5. 年齢別・成長段階別トレーニングの具体例(接骨院の推奨)
子供の筋力トレーニングは、発達段階に応じて目的が変わります。
5-1. 幼稚園~小学校低学年(5歳~8歳頃):遊びを通じた神経系の発達
目的:運動の楽しさを知り、体の使い方(神経系の発達、協調性)を習得する。筋力アップは二の次。
- 推奨トレーニング:
- 鬼ごっこ、ボール遊び(投げる、キャッチする)
- けんけんぱ、スキップ、様々な走り方
- 動物の動きの真似(ワニ歩き、クマ歩きなど)
- マット運動(前転、後転)
- 接骨院の役割:正しい姿勢での動き方をチェックし、バランス感覚を養うための片足立ちなどの遊びを取り入れた指導。

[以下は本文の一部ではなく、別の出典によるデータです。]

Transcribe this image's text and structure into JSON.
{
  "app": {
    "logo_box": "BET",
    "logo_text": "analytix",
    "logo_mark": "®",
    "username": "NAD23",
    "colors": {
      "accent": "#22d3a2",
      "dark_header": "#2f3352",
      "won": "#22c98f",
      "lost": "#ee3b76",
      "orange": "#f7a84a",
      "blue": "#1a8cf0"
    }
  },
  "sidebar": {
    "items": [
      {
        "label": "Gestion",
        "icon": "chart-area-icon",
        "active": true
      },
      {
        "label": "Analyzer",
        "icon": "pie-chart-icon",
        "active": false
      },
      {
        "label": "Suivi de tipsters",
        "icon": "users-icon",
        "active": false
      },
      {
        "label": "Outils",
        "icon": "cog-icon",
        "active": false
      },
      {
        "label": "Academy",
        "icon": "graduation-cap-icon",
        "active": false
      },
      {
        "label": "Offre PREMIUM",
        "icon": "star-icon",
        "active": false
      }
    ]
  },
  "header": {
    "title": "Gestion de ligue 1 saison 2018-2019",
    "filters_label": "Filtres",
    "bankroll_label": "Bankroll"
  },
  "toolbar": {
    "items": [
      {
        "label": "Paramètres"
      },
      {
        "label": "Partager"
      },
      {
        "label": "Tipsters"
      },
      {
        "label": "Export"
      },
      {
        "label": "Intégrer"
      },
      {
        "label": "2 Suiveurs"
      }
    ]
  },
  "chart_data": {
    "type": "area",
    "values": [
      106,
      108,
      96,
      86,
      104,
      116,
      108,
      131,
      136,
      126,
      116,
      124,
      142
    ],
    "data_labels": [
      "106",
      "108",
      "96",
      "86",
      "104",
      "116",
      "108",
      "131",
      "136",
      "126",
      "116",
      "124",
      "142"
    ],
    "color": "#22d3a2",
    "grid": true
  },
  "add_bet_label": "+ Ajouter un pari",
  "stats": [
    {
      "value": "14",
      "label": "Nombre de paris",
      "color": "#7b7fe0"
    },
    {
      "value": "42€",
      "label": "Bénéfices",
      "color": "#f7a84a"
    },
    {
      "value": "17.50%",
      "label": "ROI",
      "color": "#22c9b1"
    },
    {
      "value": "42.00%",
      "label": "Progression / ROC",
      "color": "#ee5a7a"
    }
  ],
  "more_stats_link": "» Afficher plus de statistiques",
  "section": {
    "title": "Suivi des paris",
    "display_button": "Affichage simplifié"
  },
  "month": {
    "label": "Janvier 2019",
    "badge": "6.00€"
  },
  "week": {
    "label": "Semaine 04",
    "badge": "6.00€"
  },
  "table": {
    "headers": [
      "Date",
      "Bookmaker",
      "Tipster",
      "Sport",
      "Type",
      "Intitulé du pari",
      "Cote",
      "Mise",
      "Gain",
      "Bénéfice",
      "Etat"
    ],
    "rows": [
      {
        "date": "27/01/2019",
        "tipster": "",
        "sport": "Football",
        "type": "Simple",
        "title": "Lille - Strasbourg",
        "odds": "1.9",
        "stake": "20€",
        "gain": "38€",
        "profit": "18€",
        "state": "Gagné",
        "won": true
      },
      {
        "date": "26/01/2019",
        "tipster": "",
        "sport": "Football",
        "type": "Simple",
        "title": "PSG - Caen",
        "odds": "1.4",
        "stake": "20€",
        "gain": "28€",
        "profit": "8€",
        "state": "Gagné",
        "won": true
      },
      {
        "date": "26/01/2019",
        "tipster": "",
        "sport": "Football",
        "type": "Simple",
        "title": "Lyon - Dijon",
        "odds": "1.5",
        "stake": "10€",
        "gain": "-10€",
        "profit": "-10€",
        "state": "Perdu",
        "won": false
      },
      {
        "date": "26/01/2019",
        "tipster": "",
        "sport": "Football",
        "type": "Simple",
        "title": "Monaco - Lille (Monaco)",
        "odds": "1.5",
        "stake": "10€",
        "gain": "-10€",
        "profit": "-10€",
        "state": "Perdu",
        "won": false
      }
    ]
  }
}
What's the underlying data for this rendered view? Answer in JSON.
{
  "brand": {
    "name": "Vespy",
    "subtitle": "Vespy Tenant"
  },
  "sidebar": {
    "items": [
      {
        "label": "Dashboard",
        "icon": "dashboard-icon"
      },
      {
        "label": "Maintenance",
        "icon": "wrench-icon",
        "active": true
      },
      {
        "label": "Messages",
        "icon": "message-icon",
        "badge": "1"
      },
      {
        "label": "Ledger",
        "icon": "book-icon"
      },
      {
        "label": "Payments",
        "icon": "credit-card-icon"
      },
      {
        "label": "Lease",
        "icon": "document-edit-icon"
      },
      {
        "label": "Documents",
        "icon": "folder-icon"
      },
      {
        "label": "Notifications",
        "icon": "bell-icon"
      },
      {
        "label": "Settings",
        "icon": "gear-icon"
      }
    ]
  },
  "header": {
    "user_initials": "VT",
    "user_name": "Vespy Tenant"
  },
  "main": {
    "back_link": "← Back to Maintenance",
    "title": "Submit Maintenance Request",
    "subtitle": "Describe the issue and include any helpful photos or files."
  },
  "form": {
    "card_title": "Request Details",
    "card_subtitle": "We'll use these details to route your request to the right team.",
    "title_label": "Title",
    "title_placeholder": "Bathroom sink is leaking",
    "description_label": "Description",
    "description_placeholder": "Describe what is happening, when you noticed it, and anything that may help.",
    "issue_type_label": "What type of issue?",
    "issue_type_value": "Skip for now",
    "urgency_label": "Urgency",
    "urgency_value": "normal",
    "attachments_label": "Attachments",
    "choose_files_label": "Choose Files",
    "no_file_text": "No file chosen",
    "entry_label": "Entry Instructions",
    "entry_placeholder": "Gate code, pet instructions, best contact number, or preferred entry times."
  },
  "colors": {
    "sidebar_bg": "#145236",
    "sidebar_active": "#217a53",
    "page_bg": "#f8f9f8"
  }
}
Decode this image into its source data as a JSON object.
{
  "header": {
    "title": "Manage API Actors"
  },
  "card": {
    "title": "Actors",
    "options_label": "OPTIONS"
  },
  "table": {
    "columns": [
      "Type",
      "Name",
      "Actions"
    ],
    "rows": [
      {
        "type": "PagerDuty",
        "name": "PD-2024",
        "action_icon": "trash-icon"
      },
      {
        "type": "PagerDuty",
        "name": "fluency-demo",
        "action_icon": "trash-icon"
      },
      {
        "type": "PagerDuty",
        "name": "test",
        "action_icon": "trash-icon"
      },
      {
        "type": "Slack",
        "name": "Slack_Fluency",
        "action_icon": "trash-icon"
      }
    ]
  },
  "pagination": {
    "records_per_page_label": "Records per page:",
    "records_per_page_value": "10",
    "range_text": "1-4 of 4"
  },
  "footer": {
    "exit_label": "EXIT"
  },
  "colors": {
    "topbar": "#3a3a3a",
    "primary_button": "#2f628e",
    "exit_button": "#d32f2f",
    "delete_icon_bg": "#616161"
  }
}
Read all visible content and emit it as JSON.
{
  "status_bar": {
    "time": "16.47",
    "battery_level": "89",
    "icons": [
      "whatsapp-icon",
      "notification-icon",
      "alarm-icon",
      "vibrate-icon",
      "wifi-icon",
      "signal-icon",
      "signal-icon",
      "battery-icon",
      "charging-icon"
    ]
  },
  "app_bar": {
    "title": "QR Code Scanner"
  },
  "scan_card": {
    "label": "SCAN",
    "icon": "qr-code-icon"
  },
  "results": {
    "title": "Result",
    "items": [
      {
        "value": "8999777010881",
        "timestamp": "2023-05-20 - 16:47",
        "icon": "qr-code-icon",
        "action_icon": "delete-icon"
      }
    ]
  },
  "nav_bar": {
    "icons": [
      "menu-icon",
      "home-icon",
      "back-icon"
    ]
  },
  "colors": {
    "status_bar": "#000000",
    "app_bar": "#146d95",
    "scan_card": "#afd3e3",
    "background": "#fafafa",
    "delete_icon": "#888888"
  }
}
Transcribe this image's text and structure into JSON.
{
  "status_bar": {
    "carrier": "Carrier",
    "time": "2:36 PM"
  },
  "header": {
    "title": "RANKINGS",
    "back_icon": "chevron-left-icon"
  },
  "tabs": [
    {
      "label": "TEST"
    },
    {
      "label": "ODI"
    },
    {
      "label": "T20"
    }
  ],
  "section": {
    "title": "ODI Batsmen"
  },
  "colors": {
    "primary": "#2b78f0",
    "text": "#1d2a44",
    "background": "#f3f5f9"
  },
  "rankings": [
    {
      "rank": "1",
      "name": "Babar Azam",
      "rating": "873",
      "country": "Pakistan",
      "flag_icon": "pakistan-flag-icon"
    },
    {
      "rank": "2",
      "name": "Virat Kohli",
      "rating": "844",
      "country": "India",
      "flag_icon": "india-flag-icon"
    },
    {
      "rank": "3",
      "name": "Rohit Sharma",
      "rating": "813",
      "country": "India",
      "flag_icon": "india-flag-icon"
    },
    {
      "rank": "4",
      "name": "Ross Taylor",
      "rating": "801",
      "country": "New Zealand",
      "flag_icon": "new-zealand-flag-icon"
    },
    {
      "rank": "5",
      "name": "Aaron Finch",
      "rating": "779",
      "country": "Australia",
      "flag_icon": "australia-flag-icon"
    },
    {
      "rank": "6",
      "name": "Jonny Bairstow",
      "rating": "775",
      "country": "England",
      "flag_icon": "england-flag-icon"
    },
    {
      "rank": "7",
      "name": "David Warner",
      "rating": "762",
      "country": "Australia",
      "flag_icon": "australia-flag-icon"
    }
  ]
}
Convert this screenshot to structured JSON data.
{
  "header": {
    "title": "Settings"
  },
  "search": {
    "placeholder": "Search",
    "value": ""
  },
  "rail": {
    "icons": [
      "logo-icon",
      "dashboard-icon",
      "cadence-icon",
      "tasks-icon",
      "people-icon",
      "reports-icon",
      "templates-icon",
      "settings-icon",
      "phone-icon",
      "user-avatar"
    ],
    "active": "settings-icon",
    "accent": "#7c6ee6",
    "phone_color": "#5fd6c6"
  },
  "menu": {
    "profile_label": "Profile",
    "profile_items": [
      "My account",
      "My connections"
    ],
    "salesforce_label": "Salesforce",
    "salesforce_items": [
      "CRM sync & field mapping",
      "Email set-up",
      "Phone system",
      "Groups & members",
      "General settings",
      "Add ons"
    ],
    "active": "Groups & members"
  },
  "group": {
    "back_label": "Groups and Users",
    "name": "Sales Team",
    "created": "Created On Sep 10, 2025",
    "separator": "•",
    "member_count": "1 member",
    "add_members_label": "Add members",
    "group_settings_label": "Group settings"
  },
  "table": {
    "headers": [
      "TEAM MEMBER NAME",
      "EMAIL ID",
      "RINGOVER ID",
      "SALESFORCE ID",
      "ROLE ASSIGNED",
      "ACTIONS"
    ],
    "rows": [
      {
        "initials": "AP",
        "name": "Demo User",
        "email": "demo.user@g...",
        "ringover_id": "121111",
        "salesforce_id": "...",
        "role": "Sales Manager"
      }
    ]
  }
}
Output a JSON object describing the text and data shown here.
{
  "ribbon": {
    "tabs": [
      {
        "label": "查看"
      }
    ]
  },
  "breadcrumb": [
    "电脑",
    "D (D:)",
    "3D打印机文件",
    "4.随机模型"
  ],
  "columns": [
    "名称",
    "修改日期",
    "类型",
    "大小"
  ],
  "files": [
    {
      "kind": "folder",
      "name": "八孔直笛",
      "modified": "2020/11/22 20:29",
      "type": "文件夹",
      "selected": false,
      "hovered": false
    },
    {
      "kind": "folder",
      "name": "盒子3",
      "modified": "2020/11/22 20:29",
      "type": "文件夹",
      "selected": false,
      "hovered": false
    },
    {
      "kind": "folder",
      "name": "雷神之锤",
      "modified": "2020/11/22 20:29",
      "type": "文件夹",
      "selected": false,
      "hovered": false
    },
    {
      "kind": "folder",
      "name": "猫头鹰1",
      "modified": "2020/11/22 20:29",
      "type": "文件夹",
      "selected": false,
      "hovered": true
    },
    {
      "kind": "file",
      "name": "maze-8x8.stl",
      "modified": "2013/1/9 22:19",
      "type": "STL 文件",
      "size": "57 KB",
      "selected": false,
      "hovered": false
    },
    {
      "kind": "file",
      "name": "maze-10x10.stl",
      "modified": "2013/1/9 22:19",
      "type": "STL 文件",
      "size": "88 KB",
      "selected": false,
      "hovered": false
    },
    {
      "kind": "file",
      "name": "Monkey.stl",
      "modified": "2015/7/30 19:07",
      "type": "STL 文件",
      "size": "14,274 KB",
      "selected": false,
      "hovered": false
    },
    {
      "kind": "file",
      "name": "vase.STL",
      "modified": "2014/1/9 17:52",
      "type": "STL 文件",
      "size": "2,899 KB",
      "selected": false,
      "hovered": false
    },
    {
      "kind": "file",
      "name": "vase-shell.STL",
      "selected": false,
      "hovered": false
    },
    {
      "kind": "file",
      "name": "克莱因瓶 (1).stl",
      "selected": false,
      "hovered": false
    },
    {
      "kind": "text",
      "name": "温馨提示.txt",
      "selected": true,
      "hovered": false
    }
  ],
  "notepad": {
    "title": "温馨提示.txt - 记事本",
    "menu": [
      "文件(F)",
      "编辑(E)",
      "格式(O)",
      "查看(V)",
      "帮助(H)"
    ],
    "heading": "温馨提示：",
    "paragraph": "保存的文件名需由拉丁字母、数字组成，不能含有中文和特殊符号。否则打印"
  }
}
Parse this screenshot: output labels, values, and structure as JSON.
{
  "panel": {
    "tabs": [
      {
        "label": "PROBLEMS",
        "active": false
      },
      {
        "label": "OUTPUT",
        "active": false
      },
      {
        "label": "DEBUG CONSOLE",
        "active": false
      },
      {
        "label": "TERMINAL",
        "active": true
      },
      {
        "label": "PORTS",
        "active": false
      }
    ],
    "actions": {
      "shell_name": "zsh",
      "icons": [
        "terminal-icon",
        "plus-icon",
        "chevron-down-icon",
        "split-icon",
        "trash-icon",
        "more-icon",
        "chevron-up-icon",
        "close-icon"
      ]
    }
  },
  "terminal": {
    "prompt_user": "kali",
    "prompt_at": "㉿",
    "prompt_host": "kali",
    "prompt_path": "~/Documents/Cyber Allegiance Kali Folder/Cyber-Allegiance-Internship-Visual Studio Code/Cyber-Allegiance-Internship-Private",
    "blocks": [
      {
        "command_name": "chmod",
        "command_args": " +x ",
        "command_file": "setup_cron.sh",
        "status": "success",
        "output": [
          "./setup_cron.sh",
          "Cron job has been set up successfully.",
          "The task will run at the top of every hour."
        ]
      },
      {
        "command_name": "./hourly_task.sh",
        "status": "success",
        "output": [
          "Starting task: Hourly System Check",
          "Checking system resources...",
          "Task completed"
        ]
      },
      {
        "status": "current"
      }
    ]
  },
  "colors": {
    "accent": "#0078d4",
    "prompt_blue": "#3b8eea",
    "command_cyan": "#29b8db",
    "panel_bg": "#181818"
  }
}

5-2. 小学校中学年~高学年(9歳~12歳頃):自重トレーニングの導入
目的:正しいフォームでの基本動作を習得し、体幹を意識して安定させる力を養う。
- 推奨トレーニング:
- 自重スクワット(鏡などでフォーム確認)
- プランク(30秒キープなど、短時間から)
- 腕立て伏せ(膝つきで、正しい姿勢を意識)
- 軽いストレッチと柔軟体操
- 接骨院の役割:スポーツ特有の動作(ジャンプ、着地、方向転換)のフォームチェックと修正。特に股関節周りの可動域改善と安定性の強化。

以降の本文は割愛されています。